Headaches are common. According to the National Survey of Children with Special Health Care Needs (NSCSHCN-2009), about ten percent of children up to 17 years of age live with migraine or frequent headaches. During elementary school, more boys than girls have headaches, but during adolescence, more girls than boys have them. When your child gets headaches but feels totally normal between the headaches, you should feel reassured.
Types and Triggers
A common type of headache in children is a regular or tension headache, which is usually not as disabling as a migraine. Children can still attend school or participate in sports, but may act “under the weather.” Stressors that affect kids include changed in their sleep schedule and daily routine, dehydration, even school-related issues such as learning struggles, social conflict or bullying. Tension headaches respond to oral fluids, snacks and ibuprofen or acetaminophen.

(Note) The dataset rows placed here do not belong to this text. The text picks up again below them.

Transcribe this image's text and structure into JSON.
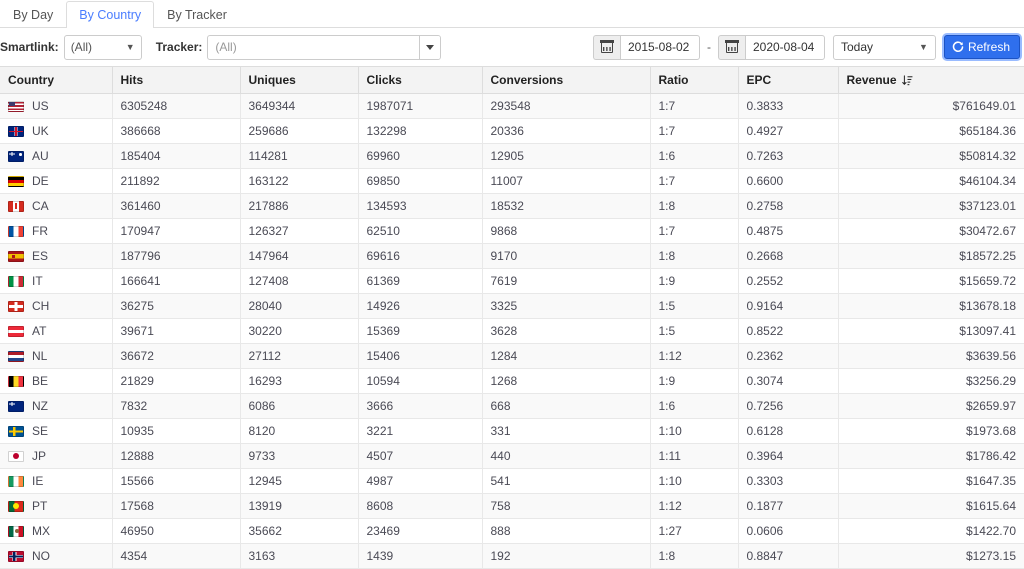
{
  "tabs": [
    {
      "label": "By Day",
      "active": false
    },
    {
      "label": "By Country",
      "active": true
    },
    {
      "label": "By Tracker",
      "active": false
    }
  ],
  "toolbar": {
    "smartlink_label": "Smartlink:",
    "smartlink_value": "(All)",
    "tracker_label": "Tracker:",
    "tracker_value": "(All)",
    "date_from": "2015-08-02",
    "date_separator": "-",
    "date_to": "2020-08-04",
    "range_preset": "Today",
    "refresh_label": "Refresh",
    "accent_color": "#2f6fed"
  },
  "table": {
    "columns": [
      {
        "key": "country",
        "label": "Country"
      },
      {
        "key": "hits",
        "label": "Hits"
      },
      {
        "key": "uniques",
        "label": "Uniques"
      },
      {
        "key": "clicks",
        "label": "Clicks"
      },
      {
        "key": "conversions",
        "label": "Conversions"
      },
      {
        "key": "ratio",
        "label": "Ratio"
      },
      {
        "key": "epc",
        "label": "EPC"
      },
      {
        "key": "revenue",
        "label": "Revenue"
      }
    ],
    "sorted_column": "Revenue",
    "sort_direction": "descending",
    "rows": [
      {
        "country": "US",
        "hits": "6305248",
        "uniques": "3649344",
        "clicks": "1987071",
        "conversions": "293548",
        "ratio": "1:7",
        "epc": "0.3833",
        "revenue": "$761649.01"
      },
      {
        "country": "UK",
        "hits": "386668",
        "uniques": "259686",
        "clicks": "132298",
        "conversions": "20336",
        "ratio": "1:7",
        "epc": "0.4927",
        "revenue": "$65184.36"
      },
      {
        "country": "AU",
        "hits": "185404",
        "uniques": "114281",
        "clicks": "69960",
        "conversions": "12905",
        "ratio": "1:6",
        "epc": "0.7263",
        "revenue": "$50814.32"
      },
      {
        "country": "DE",
        "hits": "211892",
        "uniques": "163122",
        "clicks": "69850",
        "conversions": "11007",
        "ratio": "1:7",
        "epc": "0.6600",
        "revenue": "$46104.34"
      },
      {
        "country": "CA",
        "hits": "361460",
        "uniques": "217886",
        "clicks": "134593",
        "conversions": "18532",
        "ratio": "1:8",
        "epc": "0.2758",
        "revenue": "$37123.01"
      },
      {
        "country": "FR",
        "hits": "170947",
        "uniques": "126327",
        "clicks": "62510",
        "conversions": "9868",
        "ratio": "1:7",
        "epc": "0.4875",
        "revenue": "$30472.67"
      },
      {
        "country": "ES",
        "hits": "187796",
        "uniques": "147964",
        "clicks": "69616",
        "conversions": "9170",
        "ratio": "1:8",
        "epc": "0.2668",
        "revenue": "$18572.25"
      },
      {
        "country": "IT",
        "hits": "166641",
        "uniques": "127408",
        "clicks": "61369",
        "conversions": "7619",
        "ratio": "1:9",
        "epc": "0.2552",
        "revenue": "$15659.72"
      },
      {
        "country": "CH",
        "hits": "36275",
        "uniques": "28040",
        "clicks": "14926",
        "conversions": "3325",
        "ratio": "1:5",
        "epc": "0.9164",
        "revenue": "$13678.18"
      },
      {
        "country": "AT",
        "hits": "39671",
        "uniques": "30220",
        "clicks": "15369",
        "conversions": "3628",
        "ratio": "1:5",
        "epc": "0.8522",
        "revenue": "$13097.41"
      },
      {
        "country": "NL",
        "hits": "36672",
        "uniques": "27112",
        "clicks": "15406",
        "conversions": "1284",
        "ratio": "1:12",
        "epc": "0.2362",
        "revenue": "$3639.56"
      },
      {
        "country": "BE",
        "hits": "21829",
        "uniques": "16293",
        "clicks": "10594",
        "conversions": "1268",
        "ratio": "1:9",
        "epc": "0.3074",
        "revenue": "$3256.29"
      },
      {
        "country": "NZ",
        "hits": "7832",
        "uniques": "6086",
        "clicks": "3666",
        "conversions": "668",
        "ratio": "1:6",
        "epc": "0.7256",
        "revenue": "$2659.97"
      },
      {
        "country": "SE",
        "hits": "10935",
        "uniques": "8120",
        "clicks": "3221",
        "conversions": "331",
        "ratio": "1:10",
        "epc": "0.6128",
        "revenue": "$1973.68"
      },
      {
        "country": "JP",
        "hits": "12888",
        "uniques": "9733",
        "clicks": "4507",
        "conversions": "440",
        "ratio": "1:11",
        "epc": "0.3964",
        "revenue": "$1786.42"
      },
      {
        "country": "IE",
        "hits": "15566",
        "uniques": "12945",
        "clicks": "4987",
        "conversions": "541",
        "ratio": "1:10",
        "epc": "0.3303",
        "revenue": "$1647.35"
      },
      {
        "country": "PT",
        "hits": "17568",
        "uniques": "13919",
        "clicks": "8608",
        "conversions": "758",
        "ratio": "1:12",
        "epc": "0.1877",
        "revenue": "$1615.64"
      },
      {
        "country": "MX",
        "hits": "46950",
        "uniques": "35662",
        "clicks": "23469",
        "conversions": "888",
        "ratio": "1:27",
        "epc": "0.0606",
        "revenue": "$1422.70"
      },
      {
        "country": "NO",
        "hits": "4354",
        "uniques": "3163",
        "clicks": "1439",
        "conversions": "192",
        "ratio": "1:8",
        "epc": "0.8847",
        "revenue": "$1273.15"
      }
    ]
  },
  "icons": {
    "calendar": "calendar-icon",
    "refresh": "refresh-icon",
    "sort_desc": "sort-descending-icon",
    "chevron_down": "chevron-down-icon"
  }
}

Migraines are other headaches seen in children. Kids with migraines are often related to someone with migraines. A migraine is considered to be a “primary” headache, meaning that there is no other cause for it such as a viral or bacterial infection, concussion or other disorder. A child with a migraine has throbbing pain across the forehead, temple areas or the entire head, nausea and/or vomiting and light and/or sound sensitivity. The headache also worsens with normal physical activity. Your child may have dizziness and blurred vision. Some kids know when a migraine is coming because they see unusual shapes or colors — and aura — before it starts. This occurs in 15 to 25 percent of children with migraines.
When describing a migraine, kids may not understand words such as photophobia and phonophobia, but they say that bright lights and loud noises make their head hurt. The child with a migraine wants to lie down in a dark, quiet room. He may not say he has nausea, but he doesn’t want to eat or drink anything. School-age kids often vomit when they have migraines and may tell you that vomiting helps to relieve the headache pain. As a child ages, these vomiting spells decrease.

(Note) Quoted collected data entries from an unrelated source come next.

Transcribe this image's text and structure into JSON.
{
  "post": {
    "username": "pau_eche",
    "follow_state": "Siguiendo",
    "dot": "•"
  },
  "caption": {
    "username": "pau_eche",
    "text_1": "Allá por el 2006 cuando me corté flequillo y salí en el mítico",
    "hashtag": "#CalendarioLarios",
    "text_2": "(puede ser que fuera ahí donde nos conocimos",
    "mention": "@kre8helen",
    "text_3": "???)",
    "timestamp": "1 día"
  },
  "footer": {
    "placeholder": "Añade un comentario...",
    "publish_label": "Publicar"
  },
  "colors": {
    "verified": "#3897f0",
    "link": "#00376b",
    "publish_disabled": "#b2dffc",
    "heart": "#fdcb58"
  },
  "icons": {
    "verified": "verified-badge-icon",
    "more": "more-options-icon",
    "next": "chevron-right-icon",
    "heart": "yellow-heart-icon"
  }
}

A migraine headache can begin at any time of the day, but often occurs in the afternoon and evening. Food additives such as MSG (found in Chinese food) and sodium nitrate (a preservative in sausage, deli meats, bacon and hot dogs) are known to be migraine triggers for some children.
Implementing healthy habits for your child with migraines can decrease the likelihood of developing a migraine. Such habits include: regular and adequate water intake (kids should have a water bottle during the school day); having a regular bedtime routine; getting regular exercise; limiting screen time (tablet, cell phone, video games, TV); and avoiding caffeinated beverages.

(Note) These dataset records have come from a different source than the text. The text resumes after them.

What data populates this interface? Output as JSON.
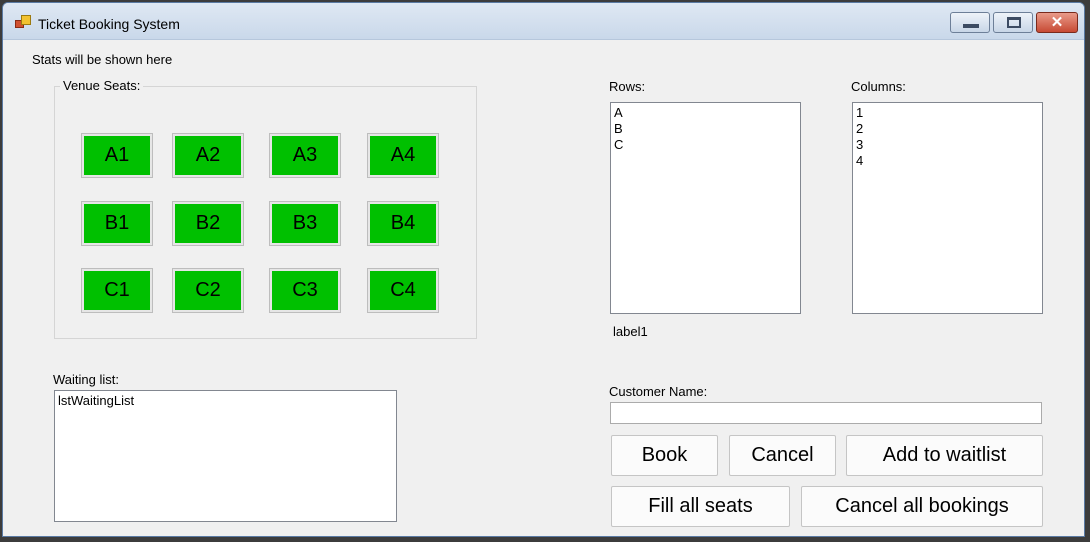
{
  "window": {
    "title": "Ticket Booking System"
  },
  "stats": {
    "text": "Stats will be shown here"
  },
  "venue": {
    "label": "Venue Seats:",
    "seat_color": "#00c000",
    "seats": [
      "A1",
      "A2",
      "A3",
      "A4",
      "B1",
      "B2",
      "B3",
      "B4",
      "C1",
      "C2",
      "C3",
      "C4"
    ]
  },
  "rows": {
    "label": "Rows:",
    "items": [
      "A",
      "B",
      "C"
    ]
  },
  "columns": {
    "label": "Columns:",
    "items": [
      "1",
      "2",
      "3",
      "4"
    ]
  },
  "label1": "label1",
  "waiting": {
    "label": "Waiting list:",
    "items": [
      "lstWaitingList"
    ]
  },
  "customer": {
    "label": "Customer Name:",
    "value": ""
  },
  "buttons": {
    "book": "Book",
    "cancel": "Cancel",
    "add_waitlist": "Add to waitlist",
    "fill_all": "Fill all seats",
    "cancel_all": "Cancel all bookings"
  }
}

Treatment for migraines includes episodic and preventive approaches. Episodic treatment uses over-the-counter medications such as acetaminophen, ibuprofen and naproxen, and prescription medications such as rizatriptan (FDA-approved for children 6 years and older) and almotriptan (FDA-approved for children 12 years and older), and a combination medication, sumatriptan and naproxen (FDA-approved for children 12 years and older). If a child has migraines and vomits, anti-vomiting medications are prescribed. Migraines that occur more than three to four times a month, continue for a second day or do not respond to episodic treatment are managed with preventive medication. These medications are used daily to decrease severity and frequency of the headaches.
Complementary and alternative medicine (CAM) therapies are used for episodic and preventive headache treatment. There is evidence to support the use of Cognitive Behavioral Therapy (CBT) in helping kids cope with headaches and have less headache-related disability. CAM therapies are felt not to be harmful for your child and include biofeedback, mindfulness, acupuncture, relaxation training, essential oils, yoga, vitamins and supplements. Be sure to discuss any use of CAM therapies with your provider.
Headaches and Daily Activities
Headache-related disability is of concern because it affects school attendance, homework, sports, community activities and household responsibilities. Children with migraines miss about twice as much school as kids without headaches; therefore, they should be treated right away, even at school. Your child’s teachers should know about the headaches and required permission forms should be completed to allow treatment at school.
Begin a headache diary or use a smartphone app to keep track of headaches, which can help you and your child discover headache patterns or triggers. Seek medical advice if the headaches occur more than three to four times per month; interfere with school attendance or daily activities; awaken your child from sleep; are associated with vomiting or vision, speech, gait or cognition problems, or if you are worried about a serious condition causing the headaches.
Communicating with your child’s teachers, school nurses and medical providers is essential. A successful treatment plan may mean the difference between feeling anxious that headache complaints will be disregarded, and being confident that your child will receive prompt, effective treatment.
Elizabeth K. Rende, DNP, RN, CPNP, has provided comprehensive headache consultation and management to children for over 17 years at the Duke Pediatric Headache Clinic in Durham, NC. She regularly shares headache-related updates about children’s headaches with fellow medical providers, school staff and parent groups.